- Go 98.2%
- Makefile 1.1%
- Dockerfile 0.7%
| checker | ||
| plugin | ||
| .gitignore | ||
| Dockerfile | ||
| go.mod | ||
| go.sum | ||
| LICENSE | ||
| main.go | ||
| Makefile | ||
| README.md | ||
checker-ptr
PTR / Reverse DNS checker for happyDomain.
Validates reverse DNS for an IP: confirms the owner lies under
in-addr.arpa / ip6.arpa, locates the reverse zone, queries the
authoritative servers, and verifies PTR presence, target syntax (RFC
952/1123), forward resolution and Forward-Confirmed Reverse DNS
(FCrDNS), single-PTR hygiene (RFC 1912 §2.1), TTL hygiene, and
generic-hostname patterns commonly penalised by mail filters.
Usage
Standalone HTTP server
# Build and run
make
./checker-ptr -listen :8080
The server exposes:
GET /health: health checkPOST /collect: collect PTR observations (happyDomain external checker protocol)
Docker
make docker
docker run -p 8080:8080 happydomain/checker-ptr
happyDomain plugin
make plugin
# produces checker-ptr.so, loadable by happyDomain as a Go plugin
The plugin exposes a NewCheckerPlugin symbol returning the checker
definition and observation provider, which happyDomain registers in its
global registries at load time.
Versioning
The binary, plugin, and Docker image embed a version string overridable at build time:
make CHECKER_VERSION=1.2.3
make plugin CHECKER_VERSION=1.2.3
make docker CHECKER_VERSION=1.2.3
happyDomain remote endpoint
Set the endpoint admin option for the PTR checker to the URL of the
running checker-ptr server (e.g., http://checker-ptr:8080).
happyDomain will delegate observation collection to this endpoint.
Options
| Id | Type | Default | Description |
|---|---|---|---|
requireForwardMatch |
bool | true |
When enabled, a PTR target whose A/AAAA does not include the original IP is critical (else warning). |
followTargetCNAME |
bool | true |
Follow CNAME chains when resolving the PTR target before comparing A/AAAA to the original IP. |
allowMultiplePTR |
bool | false |
When disabled, more than one PTR at the same owner is flagged as warning (RFC 1912 §2.1). |
minTTL |
uint | 300 |
PTR records with a TTL below this threshold are flagged as warning. |
flagGenericPTR |
bool | true |
When enabled, PTR targets embedding the IP or matching common ISP auto-generated patterns warn. |
Rules
Each rule emits a finding code.

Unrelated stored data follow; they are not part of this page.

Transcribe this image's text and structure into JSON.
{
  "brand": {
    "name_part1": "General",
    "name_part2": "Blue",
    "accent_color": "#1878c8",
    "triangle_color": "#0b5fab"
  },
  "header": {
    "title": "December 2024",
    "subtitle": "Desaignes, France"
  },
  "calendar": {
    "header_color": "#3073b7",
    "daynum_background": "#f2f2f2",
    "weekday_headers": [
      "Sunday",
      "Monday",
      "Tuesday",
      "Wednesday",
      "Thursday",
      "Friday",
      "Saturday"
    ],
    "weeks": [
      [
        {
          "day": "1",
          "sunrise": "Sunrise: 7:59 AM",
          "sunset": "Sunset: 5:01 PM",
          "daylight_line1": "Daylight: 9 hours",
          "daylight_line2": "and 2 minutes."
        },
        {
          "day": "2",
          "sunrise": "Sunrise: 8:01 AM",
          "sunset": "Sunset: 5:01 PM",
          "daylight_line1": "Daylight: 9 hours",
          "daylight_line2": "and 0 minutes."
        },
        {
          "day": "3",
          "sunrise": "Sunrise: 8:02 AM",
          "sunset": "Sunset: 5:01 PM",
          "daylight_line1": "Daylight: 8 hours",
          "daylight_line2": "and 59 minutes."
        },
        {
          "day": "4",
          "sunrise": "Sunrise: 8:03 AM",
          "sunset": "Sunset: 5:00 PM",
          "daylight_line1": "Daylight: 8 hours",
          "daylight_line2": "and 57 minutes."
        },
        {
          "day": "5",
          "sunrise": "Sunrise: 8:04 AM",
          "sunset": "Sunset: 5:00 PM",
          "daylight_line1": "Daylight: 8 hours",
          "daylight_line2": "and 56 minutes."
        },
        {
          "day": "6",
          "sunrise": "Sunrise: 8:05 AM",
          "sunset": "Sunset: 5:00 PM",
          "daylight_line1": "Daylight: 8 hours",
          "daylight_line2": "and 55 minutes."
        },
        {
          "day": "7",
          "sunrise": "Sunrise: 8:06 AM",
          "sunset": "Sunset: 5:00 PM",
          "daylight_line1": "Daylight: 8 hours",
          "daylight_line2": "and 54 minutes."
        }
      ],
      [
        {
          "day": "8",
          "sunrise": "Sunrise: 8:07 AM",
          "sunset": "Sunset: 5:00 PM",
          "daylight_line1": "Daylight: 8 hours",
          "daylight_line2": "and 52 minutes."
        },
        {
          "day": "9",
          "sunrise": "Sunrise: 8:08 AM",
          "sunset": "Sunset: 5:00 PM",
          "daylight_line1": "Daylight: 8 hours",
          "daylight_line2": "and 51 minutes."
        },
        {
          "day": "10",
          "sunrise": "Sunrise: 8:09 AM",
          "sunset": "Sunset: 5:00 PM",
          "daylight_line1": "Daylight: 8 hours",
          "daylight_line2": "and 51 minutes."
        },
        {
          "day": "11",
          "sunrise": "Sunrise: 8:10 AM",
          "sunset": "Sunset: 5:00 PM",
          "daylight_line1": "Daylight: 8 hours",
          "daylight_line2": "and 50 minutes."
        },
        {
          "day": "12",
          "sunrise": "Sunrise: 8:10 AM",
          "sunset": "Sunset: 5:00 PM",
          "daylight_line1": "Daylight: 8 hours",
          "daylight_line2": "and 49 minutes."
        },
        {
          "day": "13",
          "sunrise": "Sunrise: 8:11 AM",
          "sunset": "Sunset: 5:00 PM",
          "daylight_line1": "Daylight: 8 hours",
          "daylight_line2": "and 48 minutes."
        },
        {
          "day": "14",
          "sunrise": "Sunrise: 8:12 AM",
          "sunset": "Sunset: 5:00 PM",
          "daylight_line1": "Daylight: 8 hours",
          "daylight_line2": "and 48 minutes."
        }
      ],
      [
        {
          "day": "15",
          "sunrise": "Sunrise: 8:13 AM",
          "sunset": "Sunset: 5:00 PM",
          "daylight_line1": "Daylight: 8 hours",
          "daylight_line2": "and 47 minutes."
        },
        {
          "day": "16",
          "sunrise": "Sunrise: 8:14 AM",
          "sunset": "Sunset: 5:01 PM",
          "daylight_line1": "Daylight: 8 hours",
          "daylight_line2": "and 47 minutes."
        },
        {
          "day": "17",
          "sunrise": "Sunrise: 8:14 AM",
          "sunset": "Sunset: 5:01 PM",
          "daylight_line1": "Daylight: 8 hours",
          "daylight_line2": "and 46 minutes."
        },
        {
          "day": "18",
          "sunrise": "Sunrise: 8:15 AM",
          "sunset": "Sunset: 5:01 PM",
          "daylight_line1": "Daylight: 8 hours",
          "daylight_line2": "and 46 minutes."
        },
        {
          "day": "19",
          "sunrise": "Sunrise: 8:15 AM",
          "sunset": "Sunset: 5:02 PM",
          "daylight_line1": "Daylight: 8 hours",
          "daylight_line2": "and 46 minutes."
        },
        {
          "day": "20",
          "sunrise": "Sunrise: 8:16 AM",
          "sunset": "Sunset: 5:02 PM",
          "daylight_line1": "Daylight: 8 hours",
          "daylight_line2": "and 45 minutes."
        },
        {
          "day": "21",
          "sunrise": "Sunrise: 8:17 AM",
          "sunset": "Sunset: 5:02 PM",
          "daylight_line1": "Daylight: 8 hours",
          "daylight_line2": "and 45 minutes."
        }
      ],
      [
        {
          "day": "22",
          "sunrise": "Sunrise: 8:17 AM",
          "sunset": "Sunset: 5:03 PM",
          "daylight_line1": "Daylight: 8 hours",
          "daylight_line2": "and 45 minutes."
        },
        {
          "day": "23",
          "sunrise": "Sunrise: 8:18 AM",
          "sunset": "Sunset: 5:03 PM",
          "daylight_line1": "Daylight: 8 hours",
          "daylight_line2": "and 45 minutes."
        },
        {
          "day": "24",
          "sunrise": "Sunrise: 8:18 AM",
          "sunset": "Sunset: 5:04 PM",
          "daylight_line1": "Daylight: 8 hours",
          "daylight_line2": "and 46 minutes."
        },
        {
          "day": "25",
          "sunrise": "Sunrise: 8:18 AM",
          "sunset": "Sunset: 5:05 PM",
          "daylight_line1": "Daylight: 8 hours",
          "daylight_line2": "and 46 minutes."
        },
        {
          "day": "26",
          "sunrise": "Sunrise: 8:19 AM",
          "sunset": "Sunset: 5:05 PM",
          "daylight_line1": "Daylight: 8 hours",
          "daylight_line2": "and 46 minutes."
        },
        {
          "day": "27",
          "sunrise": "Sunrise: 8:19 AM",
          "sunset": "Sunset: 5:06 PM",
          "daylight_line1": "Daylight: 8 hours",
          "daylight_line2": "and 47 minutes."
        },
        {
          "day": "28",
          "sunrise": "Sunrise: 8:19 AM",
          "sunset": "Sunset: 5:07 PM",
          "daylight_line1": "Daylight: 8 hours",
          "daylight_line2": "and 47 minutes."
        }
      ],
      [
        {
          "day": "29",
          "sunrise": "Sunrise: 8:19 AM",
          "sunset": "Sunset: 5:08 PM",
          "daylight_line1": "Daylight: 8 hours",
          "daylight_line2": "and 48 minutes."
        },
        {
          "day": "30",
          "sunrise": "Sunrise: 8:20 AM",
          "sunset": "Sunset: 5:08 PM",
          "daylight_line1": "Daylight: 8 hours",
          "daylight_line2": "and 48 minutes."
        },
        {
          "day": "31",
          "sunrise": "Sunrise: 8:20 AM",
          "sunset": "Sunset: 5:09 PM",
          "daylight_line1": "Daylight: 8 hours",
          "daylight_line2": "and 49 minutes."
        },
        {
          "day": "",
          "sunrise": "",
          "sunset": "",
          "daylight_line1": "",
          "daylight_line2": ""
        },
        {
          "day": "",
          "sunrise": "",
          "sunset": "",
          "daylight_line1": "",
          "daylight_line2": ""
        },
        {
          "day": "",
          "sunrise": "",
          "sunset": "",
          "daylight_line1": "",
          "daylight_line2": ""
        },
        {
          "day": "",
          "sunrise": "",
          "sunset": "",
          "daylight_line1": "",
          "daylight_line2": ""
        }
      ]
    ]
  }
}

Severity can be affected by the options above.
| Code | Default severity | Condition |
|---|---|---|
ptr_not_in_reverse_zone |
critical | The PTR owner is not under in-addr.arpa or ip6.arpa. |
ptr_owner_malformed |
critical | The reverse-arpa owner cannot be decoded back to an IP address. |
ptr_no_reverse_zone |
critical | The reverse zone serving the owner cannot be located (no SOA). |
ptr_query_failed |
critical | The PTR query failed (network error, timeout, unreachable authoritative server). |
ptr_rcode |
critical | The authoritative server returned a non-NOERROR rcode (typically NXDOMAIN). |
ptr_missing |
critical | No PTR record is served at the owner name. |
ptr_multiple |
warning | More than one PTR record exists at the same owner (RFC 1912 §2.1). Suppressed when allowMultiplePTR is enabled. |
ptr_declared_mismatch |
critical | The authoritative PTR target differs from the target declared in happyDomain. |
ptr_target_invalid |
critical | The PTR target is not a syntactically valid hostname (RFC 952/1123). |
ptr_generic_hostname |
warning | The PTR target embeds the IP or matches a common ISP auto-generated pattern. Only reported when flagGenericPTR is enabled. |
ptr_target_unresolvable |
critical / warning with requireForwardMatch=false |
The PTR target has no A or AAAA record. |
ptr_forward_mismatch |
critical / warning with requireForwardMatch=false |
The PTR target's A/AAAA does not include the original IP (FCrDNS check failed). |
ptr_ipv6_missing |
critical | An ip6.arpa owner has no PTR record. |
ptr_low_ttl |
warning | The observed PTR TTL is below minTTL. |
ptr_declared_low_ttl |
info | The declared PTR TTL is below minTTL. |
License
Licensed under the MIT License (see LICENSE).